Die Reitschule hat sich als Kultur- und Partybetrieb etabliert und ist zum generationenübergreifenden Liebling geworden: Wo der Enkel in den frühen Morgenstunden mit Bier und Hanf feiert, geniesst am nächsten Tag sein «Grosi» die Filmvorführung. Doch gerade weil die Reitschule im städtischen Leben so selbstverständlich geworden ist, soll man sie auch wie andere Kultur- und Unterhaltungs­betriebe behandeln.

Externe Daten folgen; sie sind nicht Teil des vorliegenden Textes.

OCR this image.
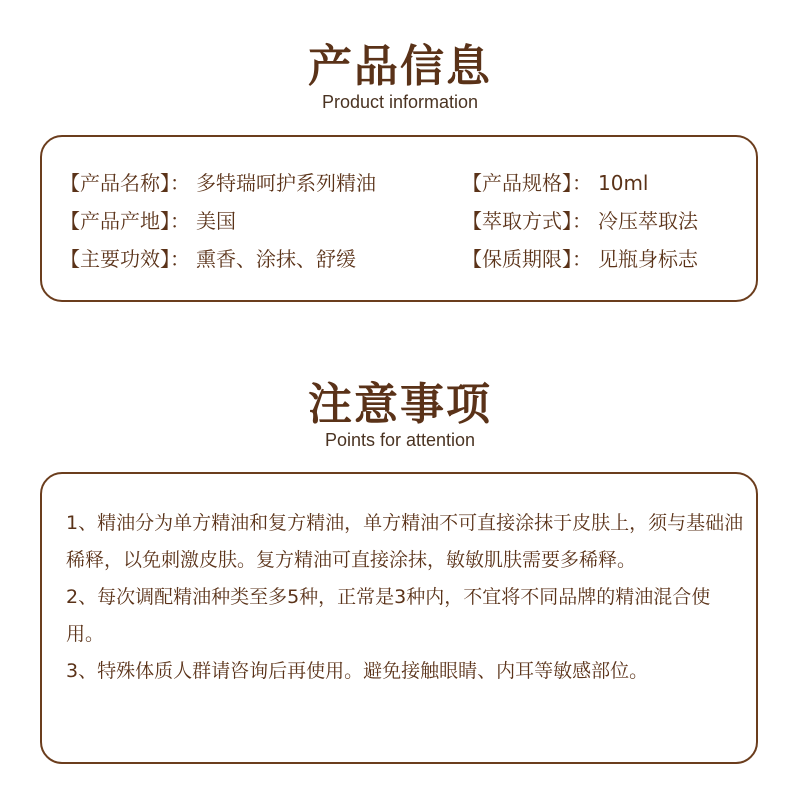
产品信息
Product information
【产品名称】： 多特瑞呵护系列精油	【产品规格】： 10ml
【产品产地】： 美国	【萃取方式】： 冷压萃取法
【主要功效】： 熏香、涂抹、舒缓	【保质期限】： 见瓶身标志
注意事项
Points for attention

1、精油分为单方精油和复方精油，单方精油不可直接涂抹于皮肤上，须与基础油稀释，以免刺激皮肤。复方精油可直接涂抹，敏敏肌肤需要多稀释。

2、每次调配精油种类至多5种，正常是3种内，不宜将不同品牌的精油混合使用。

3、特殊体质人群请咨询后再使用。避免接触眼睛、内耳等敏感部位。
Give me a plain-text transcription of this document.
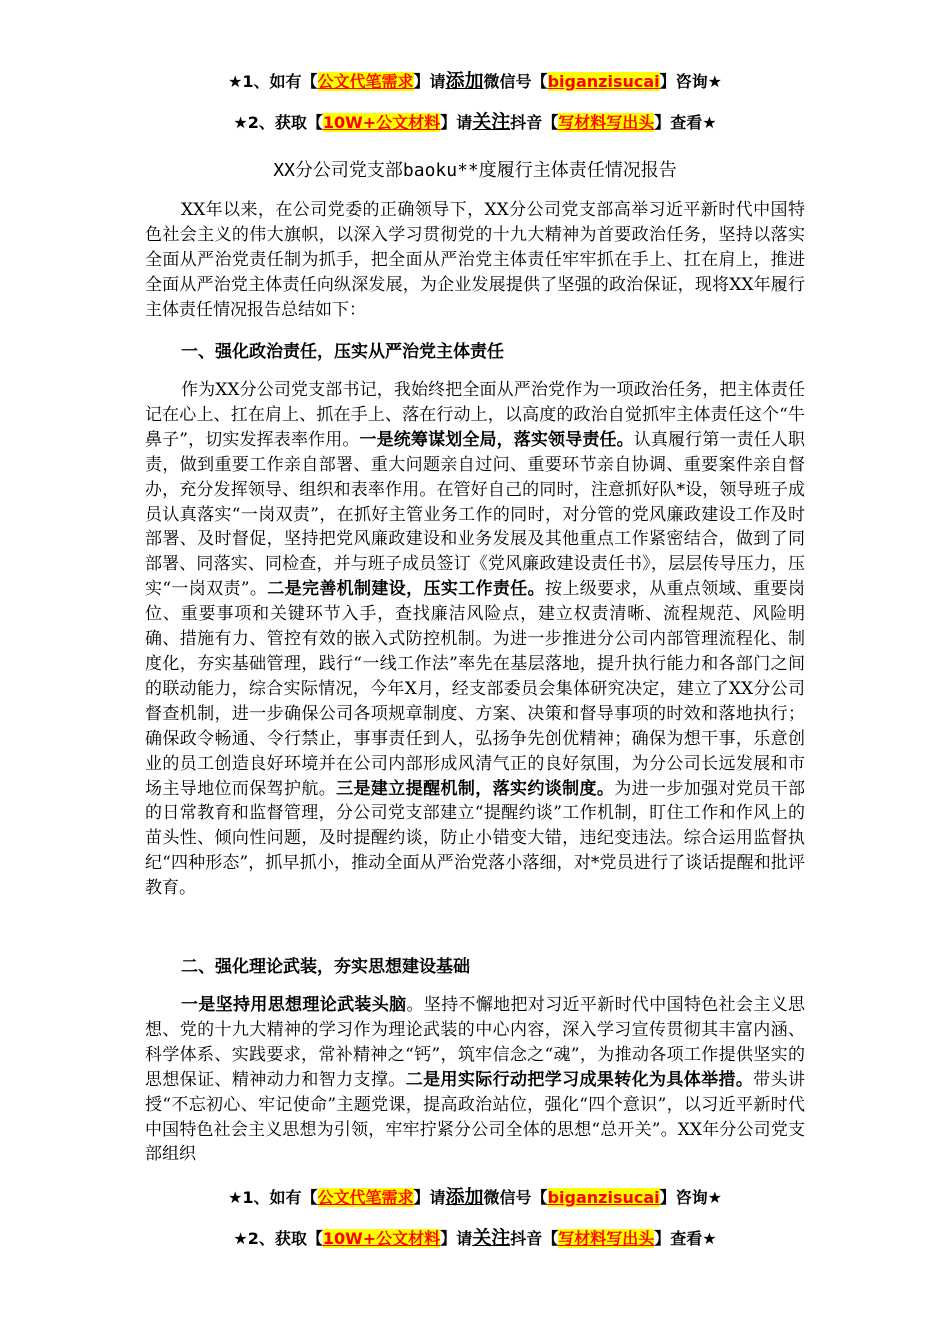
★1、如有【公文代笔需求】请添加微信号【biganzisucai】咨询★
★2、获取【10W+公文材料】请关注抖音【写材料写出头】查看★
XX分公司党支部baoku**度履行主体责任情况报告
XX年以来，在公司党委的正确领导下，XX分公司党支部高举习近平新时代中国特色社会主义的伟大旗帜，以深入学习贯彻党的十九大精神为首要政治任务，坚持以落实全面从严治党责任制为抓手，把全面从严治党主体责任牢牢抓在手上、扛在肩上，推进全面从严治党主体责任向纵深发展，为企业发展提供了坚强的政治保证，现将XX年履行主体责任情况报告总结如下：
一、强化政治责任，压实从严治党主体责任
作为XX分公司党支部书记，我始终把全面从严治党作为一项政治任务，把主体责任记在心上、扛在肩上、抓在手上、落在行动上，以高度的政治自觉抓牢主体责任这个“牛鼻子”，切实发挥表率作用。一是统筹谋划全局，落实领导责任。认真履行第一责任人职责，做到重要工作亲自部署、重大问题亲自过问、重要环节亲自协调、重要案件亲自督办，充分发挥领导、组织和表率作用。在管好自己的同时，注意抓好队*设，领导班子成员认真落实“一岗双责”，在抓好主管业务工作的同时，对分管的党风廉政建设工作及时部署、及时督促，坚持把党风廉政建设和业务发展及其他重点工作紧密结合，做到了同部署、同落实、同检查，并与班子成员签订《党风廉政建设责任书》，层层传导压力，压实“一岗双责”。二是完善机制建设，压实工作责任。按上级要求，从重点领域、重要岗位、重要事项和关键环节入手，查找廉洁风险点，建立权责清晰、流程规范、风险明确、措施有力、管控有效的嵌入式防控机制。为进一步推进分公司内部管理流程化、制度化，夯实基础管理，践行“一线工作法”率先在基层落地，提升执行能力和各部门之间的联动能力，综合实际情况，今年X月，经支部委员会集体研究决定，建立了XX分公司督查机制，进一步确保公司各项规章制度、方案、决策和督导事项的时效和落地执行；确保政令畅通、令行禁止，事事责任到人，弘扬争先创优精神；确保为想干事，乐意创业的员工创造良好环境并在公司内部形成风清气正的良好氛围，为分公司长远发展和市场主导地位而保驾护航。三是建立提醒机制，落实约谈制度。为进一步加强对党员干部的日常教育和监督管理，分公司党支部建立“提醒约谈”工作机制，盯住工作和作风上的苗头性、倾向性问题，及时提醒约谈，防止小错变大错，违纪变违法。综合运用监督执纪“四种形态”，抓早抓小，推动全面从严治党落小落细，对*党员进行了谈话提醒和批评教育。
二、强化理论武装，夯实思想建设基础
一是坚持用思想理论武装头脑。坚持不懈地把对习近平新时代中国特色社会主义思想、党的十九大精神的学习作为理论武装的中心内容，深入学习宣传贯彻其丰富内涵、科学体系、实践要求，常补精神之“钙”，筑牢信念之“魂”，为推动各项工作提供坚实的思想保证、精神动力和智力支撑。二是用实际行动把学习成果转化为具体举措。带头讲授“不忘初心、牢记使命”主题党课，提高政治站位，强化“四个意识”，以习近平新时代中国特色社会主义思想为引领，牢牢拧紧分公司全体的思想“总开关”。XX年分公司党支部组织
★1、如有【公文代笔需求】请添加微信号【biganzisucai】咨询★
★2、获取【10W+公文材料】请关注抖音【写材料写出头】查看★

Wenn die Polizei Kriminellen nicht bis in die Reitschule hinein nachjagt, ist das zwar in vielen Fällen klug, weil sonst übermässiger Kollateralschaden droht. Aber man wünscht sich im Kampf gegen Linksextreme im Umfeld der Reitschule nun rasch ähnliche Fahndungserfolge wie gegen Hooligans.

Engere Kooperation erforderlich

Die rot-grüne Mehrheit muss der Polizei glaubwürdiger den Rücken stärken, damit diese wirksamer eingreifen kann. Vor allem muss die Reitschule-Betreiberin Ikur endlich enger mit der Polizei kooperieren. Entgegen stehen dem bis heute die basisdemokratische Gründungstradition und das Selbstverständnis, eine alternative Insel im Meer von Kommerz und Polizeistaat zu sein. Doch wer einen so grossen Betrieb führt, trägt Verantwortung und kann nicht gegenüber einer gewalttätigen Minderheit in den eigenen Reihen loyal sein.

Die Ikur muss sich von Utopia verabschieden – und der Gemeinderat diesem Prozess mit dem Hebel des Leistungsvertrags rasch nachhelfen. Gelingt das nicht, kannibalisiert sich die Reitschule selber – und der Besuch wird bald zum Sicherheitsrisiko.